🤖 AI Summary
Manual review of gameplay-rich bug reports in game development is inefficient and poorly scalable due to the sheer volume of video evidence.
Method: We propose the first vision-language semantic matching framework for game bug video understanding, integrating FFmpeg-based keyframe extraction with the GPT-4o multimodal model to achieve fine-grained semantic alignment and ranking between video frames and natural language bug descriptions—enabling automatic identification of the most representative bug frames.
Contribution/Results: This work pioneers the application of vision-language models in game QA, supporting cross-modal, semantics-driven keyframe selection. Evaluated on a real-world FPS game dataset, our approach achieves 0.89 accuracy and 0.79 F1 score, demonstrating strong generalization across common defect categories—including lighting, physics, and UI bugs—while significantly reducing manual review effort.
📝 Abstract
Modern game studios deliver new builds and patches at a rapid pace, generating thousands of bug reports, many of which embed gameplay videos. To verify and triage these bug reports, developers must watch the submitted videos. This manual review is labour-intensive, slow, and hard to scale. In this paper, we introduce an automated pipeline that reduces each video to a single frame that best matches the reported bug description, giving developers instant visual evidence that pinpoints the bug.
Our pipeline begins with FFmpeg for keyframe extraction, reducing each video to a median of just 1.90% of its original frames while still capturing bug moments in 98.79 of cases.

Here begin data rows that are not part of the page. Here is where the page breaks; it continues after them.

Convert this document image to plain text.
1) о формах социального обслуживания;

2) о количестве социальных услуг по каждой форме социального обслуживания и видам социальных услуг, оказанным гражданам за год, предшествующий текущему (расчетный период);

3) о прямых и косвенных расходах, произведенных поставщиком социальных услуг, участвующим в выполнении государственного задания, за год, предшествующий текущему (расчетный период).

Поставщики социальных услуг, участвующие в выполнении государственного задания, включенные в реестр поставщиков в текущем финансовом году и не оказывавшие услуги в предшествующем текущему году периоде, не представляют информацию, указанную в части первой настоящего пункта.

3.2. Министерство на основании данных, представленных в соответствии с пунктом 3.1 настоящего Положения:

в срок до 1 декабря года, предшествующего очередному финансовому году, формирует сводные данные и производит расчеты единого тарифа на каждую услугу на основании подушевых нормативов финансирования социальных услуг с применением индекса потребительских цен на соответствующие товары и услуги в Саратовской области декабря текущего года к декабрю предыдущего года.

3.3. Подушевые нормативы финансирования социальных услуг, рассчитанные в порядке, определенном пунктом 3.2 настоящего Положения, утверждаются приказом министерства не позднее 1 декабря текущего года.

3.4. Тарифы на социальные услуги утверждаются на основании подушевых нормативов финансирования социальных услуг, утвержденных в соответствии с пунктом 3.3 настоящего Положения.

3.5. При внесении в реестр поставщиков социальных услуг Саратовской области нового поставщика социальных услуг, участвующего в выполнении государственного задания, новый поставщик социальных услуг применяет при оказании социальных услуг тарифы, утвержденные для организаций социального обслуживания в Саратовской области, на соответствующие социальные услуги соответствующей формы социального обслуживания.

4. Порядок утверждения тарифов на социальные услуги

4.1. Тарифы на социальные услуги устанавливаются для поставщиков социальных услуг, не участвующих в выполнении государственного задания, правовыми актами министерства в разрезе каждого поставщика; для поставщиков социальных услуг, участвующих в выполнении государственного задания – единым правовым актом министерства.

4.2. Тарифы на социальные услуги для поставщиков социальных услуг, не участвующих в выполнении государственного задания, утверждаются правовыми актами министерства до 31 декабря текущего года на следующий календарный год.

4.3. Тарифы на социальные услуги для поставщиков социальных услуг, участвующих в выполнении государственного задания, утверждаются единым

These keyframes are then evaluated by a vision--language model (GPT-4o), which ranks them based on how well they match the textual bug description and selects the most representative frame. We evaluated this approach using real-world developer-submitted gameplay videos and JIRA bug reports from a popular First-Person Shooter (FPS) game. The pipeline achieves an overall F1 score of 0.79 and Accuracy of 0.89 for the top-1 retrieved frame. Performance is highest for the Lighting & Shadow (F1 = 0.94), Physics & Collision (0.86), and UI & HUD (0.83) bug categories, and lowest for Animation & VFX (0.51).
By replacing video viewing with an immediately informative image, our approach dramatically reduces manual effort and speeds up triage and regression checks, offering practical benefits to quality assurance (QA) teams and developers across the game industry.